New fronts established in battle against opiates

10/18/2011

By R. Steven Graves

As statewide efforts to battle the prescription drug abuse epidemic begin to show results, the Ohio Attorney General’s Office and its partners are seeing a rise in the prevalence of heroin, prompting a broader focus to fight opiates in general.

Assistant Attorney General Aaron Haslam, who is leading the office’s work to stem the opiate problem, said increased heroin trafficking followed on the heels of a crackdown on prescription drug abuse. Like heroin, painkillers such as oxycodone and hydrocodone are opiates.

Haslam said a new state law strengthening the licensing of pain management clinics already is having an effect. The law, which took effect May 20, also enhances the computerized Ohio Automated Rx Review System to help identify extensive prescription drug use.

“The regulations have helped cut off a lot of the supply. The number of pain clinics has dropped significantly.

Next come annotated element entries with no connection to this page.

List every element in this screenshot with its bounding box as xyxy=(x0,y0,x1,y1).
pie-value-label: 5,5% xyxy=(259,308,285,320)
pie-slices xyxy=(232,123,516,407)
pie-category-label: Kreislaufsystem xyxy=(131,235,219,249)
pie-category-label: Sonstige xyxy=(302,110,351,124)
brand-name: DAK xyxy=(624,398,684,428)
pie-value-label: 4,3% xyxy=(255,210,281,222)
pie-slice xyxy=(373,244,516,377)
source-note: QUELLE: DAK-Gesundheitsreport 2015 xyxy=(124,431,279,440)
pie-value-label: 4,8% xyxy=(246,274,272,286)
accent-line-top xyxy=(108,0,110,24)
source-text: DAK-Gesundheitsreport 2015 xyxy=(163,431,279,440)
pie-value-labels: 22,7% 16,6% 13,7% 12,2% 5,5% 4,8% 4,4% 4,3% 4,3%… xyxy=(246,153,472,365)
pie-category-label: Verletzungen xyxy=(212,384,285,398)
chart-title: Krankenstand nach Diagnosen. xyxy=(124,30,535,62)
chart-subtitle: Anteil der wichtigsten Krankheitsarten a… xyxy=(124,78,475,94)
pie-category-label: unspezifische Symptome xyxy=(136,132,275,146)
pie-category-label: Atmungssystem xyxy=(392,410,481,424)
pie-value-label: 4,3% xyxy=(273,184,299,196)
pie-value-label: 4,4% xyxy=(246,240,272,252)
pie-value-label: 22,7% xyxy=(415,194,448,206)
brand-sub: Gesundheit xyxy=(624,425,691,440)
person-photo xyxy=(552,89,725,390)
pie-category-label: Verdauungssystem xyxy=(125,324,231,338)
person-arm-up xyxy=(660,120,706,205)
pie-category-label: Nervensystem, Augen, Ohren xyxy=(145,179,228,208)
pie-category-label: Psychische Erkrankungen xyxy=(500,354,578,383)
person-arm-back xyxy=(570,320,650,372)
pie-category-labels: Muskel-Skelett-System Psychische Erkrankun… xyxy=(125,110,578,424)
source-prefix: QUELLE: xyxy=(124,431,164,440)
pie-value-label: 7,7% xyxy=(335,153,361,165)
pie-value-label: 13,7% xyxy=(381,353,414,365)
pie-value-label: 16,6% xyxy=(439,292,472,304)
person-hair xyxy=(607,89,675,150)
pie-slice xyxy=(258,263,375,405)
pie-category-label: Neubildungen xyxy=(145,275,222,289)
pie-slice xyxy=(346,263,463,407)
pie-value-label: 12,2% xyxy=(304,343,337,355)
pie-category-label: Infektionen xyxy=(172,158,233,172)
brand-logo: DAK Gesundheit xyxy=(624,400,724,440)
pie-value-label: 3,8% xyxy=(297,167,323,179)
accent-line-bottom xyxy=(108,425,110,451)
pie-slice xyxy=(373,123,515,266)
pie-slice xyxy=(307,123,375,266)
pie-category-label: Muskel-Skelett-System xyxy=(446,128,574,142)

Scioto County, which had 12 pain clinics, now has just one,” Haslam said. “But as the supply of prescription drugs has gone down, we’ve seen a boom in heroin.

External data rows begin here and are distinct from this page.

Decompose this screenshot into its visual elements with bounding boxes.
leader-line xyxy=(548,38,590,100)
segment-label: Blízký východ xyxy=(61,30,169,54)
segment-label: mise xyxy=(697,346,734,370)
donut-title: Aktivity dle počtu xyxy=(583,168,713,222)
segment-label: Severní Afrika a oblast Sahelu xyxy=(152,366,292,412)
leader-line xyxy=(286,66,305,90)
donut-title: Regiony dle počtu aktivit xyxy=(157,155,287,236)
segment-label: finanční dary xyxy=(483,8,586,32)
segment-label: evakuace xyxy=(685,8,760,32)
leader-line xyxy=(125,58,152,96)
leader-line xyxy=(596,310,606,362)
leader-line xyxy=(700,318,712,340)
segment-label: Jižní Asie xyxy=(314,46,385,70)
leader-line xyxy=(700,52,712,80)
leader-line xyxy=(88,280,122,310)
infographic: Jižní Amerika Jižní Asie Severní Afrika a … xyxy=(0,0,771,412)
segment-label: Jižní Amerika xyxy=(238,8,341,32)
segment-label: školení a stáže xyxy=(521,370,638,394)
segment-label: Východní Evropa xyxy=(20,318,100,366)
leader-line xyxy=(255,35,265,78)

“A lot of the heroin that we’re seeing is coming out of Mexico and South America, and the cartels bringing it in are very organized,” he added. “Unlike how prescription drugs are illegally distributed, what we see with heroin is that it’s coming in to hub cities such as Columbus and Cincinnati, and addicts are traveling to get it.”

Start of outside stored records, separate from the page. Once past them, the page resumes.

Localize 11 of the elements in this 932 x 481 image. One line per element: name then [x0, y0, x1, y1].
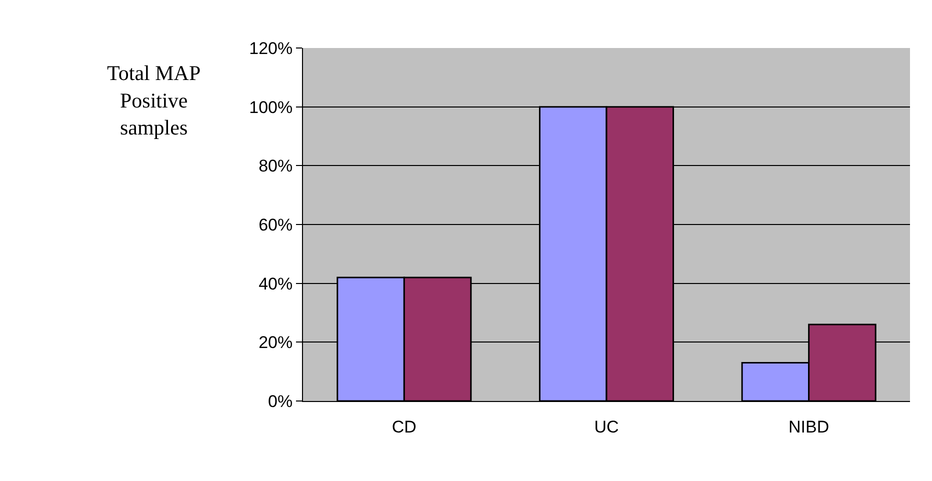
y-tick-label: 80% [258, 156, 293, 176]
y-tick-label: 100% [249, 98, 293, 117]
y-tick-label: 60% [258, 215, 293, 234]
y-tick-label: 40% [258, 274, 293, 294]
y-axis-title: Total MAP Positive samples [107, 61, 201, 140]
y-tick-label: 120% [249, 38, 293, 58]
y-tick-label: 0% [268, 392, 293, 411]
x-tick-label: CD [392, 417, 416, 436]
x-tick-label: UC [594, 417, 619, 436]
y-tick-label: 20% [258, 333, 293, 352]
x-tick-label: NIBD [788, 417, 830, 436]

Haslam said the Attorney General’s Office is working closely with the Governor’s Office, the state medical and pharmacy boards, the Drug Enforcement Administration, the U.S. Attorney’s Office, and law enforcement to coordinate efforts on the overall opiate problem.

For example, the Bureau of Criminal Investigation (BCI), Special Prosecutions Unit, and Ohio Organized Crime Investigations Commission are coordinating with local, state, and federal agencies on 17 investigations involving opiates. Haslam has been designated as a special assistant U.S. attorney to prosecute opiate cases.

In other developments:

  • The Attorney General’s Office scheduled a multistate law enforcement summit on prescription drug abuse at this year’s Law Enforcement Conference.
  • The Ohio Police Officer Training Academy offers free trainings on prescription drug diversion throughout the state and online through eOPOTA.
  • The Attorney General’s Office has created an internal working group and external advisory council on prescription drug abuse. The latter includes peace officers, judges, educators, health care experts, and prevention and poison control professionals.
  • Ohio is working with other states to share prescription drug monitoring information. Pilot projects are in place with Kentucky and Indiana. As many as 30 states may participate by 2012.

In addition to addressing the opiate problem, the Attorney General’s Office worked to include language on analog drugs and so-called bath salts in a new law that took effect July 15. Originally drafted to ban synthetic cannabinoids, the law was broadened to list derivatives of cathinone, the active ingredient in bath salts, and analog drugs as Schedule I controlled substances.

Former BCI forensic chemist Erin Reed, now an assistant attorney general, has researched analog drugs and advocated action to restrict them.

“The law was needed,” she said, “to prosecute underground chemists who were avoiding prosecution simply by slightly altering the chemical structure of controlled substances.”